I also added a few slices of dried salami to up the flavor in the sauce. that's optional of course.
So that's about it. I hope you enjoy making this recipe as much as I enjoyed eating it. I'm telling you this one is a keeper.

1 pound spaghetti
Salt for pasta water
To make the Meatballs:
11/4 pounds ground sirloin
2 tsp Worcestershire sauce, eyeball it (I found 1 tsp was enough for me)
1 egg, beaten
1/2 cup Italian breadcrumbs, a couple of handfuls
1/4 grated Parmesan-Reggiano or Romano cheese
2 cloves garlic, chopped
Salt and pepper
To make the Sauce:
2 Tbsp extra virgin olive oil
1/2 tsp  crushed chilli flakes
1 small onion, finely chopped
1 cup beef stock
1 can(28 ounce) crushed tomatoes (I used 6-7 fresh tomatoes, boiled them, de-skinned and then blended them in a mixer for a fresher taste)
A handful chopped flat leaf parsley
10 leaves fresh basil leaves or 11/2 tsp dried basil
Grated Cheese such as Parmigiano- Reggiano or Romano for sprinkling on top.
To make the meatballs:-
Preheat oven to 425 degrees F.
Mix beef and Worcestershire, egg, breadcrumbs, cheese, garlic, salt and pepper. Roll meat into 11/2 inch medium sized meatballs and place on a nonstick cookie sheet or a greased cookie sheet with extra virgin olive oil. Bake the meatballs 10 to 12 minutes till no longer pink. Keep aside.
Place a large pot of water on to boil for spaghetti. When it boils, add salt and pasta and cook to al dente. Drain. run under cold water and keep aside.

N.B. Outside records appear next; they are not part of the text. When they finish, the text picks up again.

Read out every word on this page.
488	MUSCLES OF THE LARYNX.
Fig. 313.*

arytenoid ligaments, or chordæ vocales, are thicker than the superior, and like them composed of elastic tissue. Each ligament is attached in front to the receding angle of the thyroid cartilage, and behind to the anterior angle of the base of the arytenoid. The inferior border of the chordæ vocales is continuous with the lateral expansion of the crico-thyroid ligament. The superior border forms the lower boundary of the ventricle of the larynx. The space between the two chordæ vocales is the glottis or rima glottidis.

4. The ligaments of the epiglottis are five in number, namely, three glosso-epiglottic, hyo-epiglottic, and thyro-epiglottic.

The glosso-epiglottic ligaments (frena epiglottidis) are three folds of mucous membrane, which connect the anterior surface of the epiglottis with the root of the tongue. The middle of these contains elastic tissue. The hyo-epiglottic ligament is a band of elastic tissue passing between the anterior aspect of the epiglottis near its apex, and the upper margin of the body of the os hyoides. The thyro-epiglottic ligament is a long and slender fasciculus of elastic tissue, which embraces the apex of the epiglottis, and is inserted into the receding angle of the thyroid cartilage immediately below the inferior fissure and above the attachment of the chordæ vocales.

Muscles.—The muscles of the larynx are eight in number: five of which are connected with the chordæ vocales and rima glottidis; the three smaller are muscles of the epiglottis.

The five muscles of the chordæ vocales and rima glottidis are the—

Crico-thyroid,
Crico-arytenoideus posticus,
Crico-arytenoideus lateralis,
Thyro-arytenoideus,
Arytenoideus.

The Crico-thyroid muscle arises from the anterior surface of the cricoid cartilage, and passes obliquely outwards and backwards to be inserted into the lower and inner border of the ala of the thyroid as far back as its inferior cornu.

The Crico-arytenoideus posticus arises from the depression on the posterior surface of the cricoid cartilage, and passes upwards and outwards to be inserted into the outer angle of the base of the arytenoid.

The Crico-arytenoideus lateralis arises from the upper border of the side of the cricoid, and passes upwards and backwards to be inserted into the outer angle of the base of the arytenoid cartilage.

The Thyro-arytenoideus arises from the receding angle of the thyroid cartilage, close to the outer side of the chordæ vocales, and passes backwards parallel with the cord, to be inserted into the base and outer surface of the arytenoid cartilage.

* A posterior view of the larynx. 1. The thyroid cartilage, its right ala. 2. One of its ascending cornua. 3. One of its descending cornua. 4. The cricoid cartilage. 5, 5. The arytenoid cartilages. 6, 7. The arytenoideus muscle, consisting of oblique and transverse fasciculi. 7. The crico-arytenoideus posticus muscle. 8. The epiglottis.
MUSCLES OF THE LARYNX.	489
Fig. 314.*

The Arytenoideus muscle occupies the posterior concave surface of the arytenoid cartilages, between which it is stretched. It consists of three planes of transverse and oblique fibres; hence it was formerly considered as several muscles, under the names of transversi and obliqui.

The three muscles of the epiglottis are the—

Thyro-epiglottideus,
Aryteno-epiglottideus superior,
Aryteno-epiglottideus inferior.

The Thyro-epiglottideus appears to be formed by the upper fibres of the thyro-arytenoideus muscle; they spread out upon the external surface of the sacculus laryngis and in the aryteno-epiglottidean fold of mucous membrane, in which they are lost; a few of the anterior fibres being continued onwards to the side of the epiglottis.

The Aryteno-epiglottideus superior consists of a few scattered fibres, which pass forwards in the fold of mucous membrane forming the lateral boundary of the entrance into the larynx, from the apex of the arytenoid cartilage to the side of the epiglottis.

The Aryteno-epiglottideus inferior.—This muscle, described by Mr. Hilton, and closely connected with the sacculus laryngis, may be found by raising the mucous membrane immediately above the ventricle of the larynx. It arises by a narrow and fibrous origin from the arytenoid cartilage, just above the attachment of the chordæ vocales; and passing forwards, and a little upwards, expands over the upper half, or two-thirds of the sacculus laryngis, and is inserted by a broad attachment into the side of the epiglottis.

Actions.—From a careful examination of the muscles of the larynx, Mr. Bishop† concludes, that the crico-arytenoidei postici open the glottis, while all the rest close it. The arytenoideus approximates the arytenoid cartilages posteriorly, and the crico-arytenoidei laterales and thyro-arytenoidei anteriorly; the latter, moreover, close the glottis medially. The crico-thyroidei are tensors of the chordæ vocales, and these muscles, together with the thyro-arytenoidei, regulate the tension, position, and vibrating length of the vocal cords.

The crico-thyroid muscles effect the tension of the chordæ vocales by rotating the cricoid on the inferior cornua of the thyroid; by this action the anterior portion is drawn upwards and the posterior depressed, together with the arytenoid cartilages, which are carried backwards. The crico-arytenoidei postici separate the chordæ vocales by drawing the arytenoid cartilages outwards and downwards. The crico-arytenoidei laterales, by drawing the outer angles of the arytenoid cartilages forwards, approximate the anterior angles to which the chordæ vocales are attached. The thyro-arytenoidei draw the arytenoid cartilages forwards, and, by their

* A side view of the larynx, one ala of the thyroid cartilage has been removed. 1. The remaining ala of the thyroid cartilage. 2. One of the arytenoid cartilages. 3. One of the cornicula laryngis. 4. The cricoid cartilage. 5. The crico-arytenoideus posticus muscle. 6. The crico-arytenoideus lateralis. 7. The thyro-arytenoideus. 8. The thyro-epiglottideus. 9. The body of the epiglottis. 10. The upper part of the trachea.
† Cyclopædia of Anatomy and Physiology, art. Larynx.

To make the sauce: Heat a deep skillet or medium pot over moderate heat. Add oil, crushed pepper, garlic and finely chopped onion. Saute 5 to 7 minutes, until onion is a bit soft and transparent. Add beef stock, crushed tomatoes and herbs. Bring to a simmer and cook for about 10- 12 minutes. Add in the meatballs and cook for further 3-4 minutes so that the meatballs absorb some of the flavor from the sauce. 
Toss the drained pasta with a few ladles of the sauce. Serve with the grated cheese on top.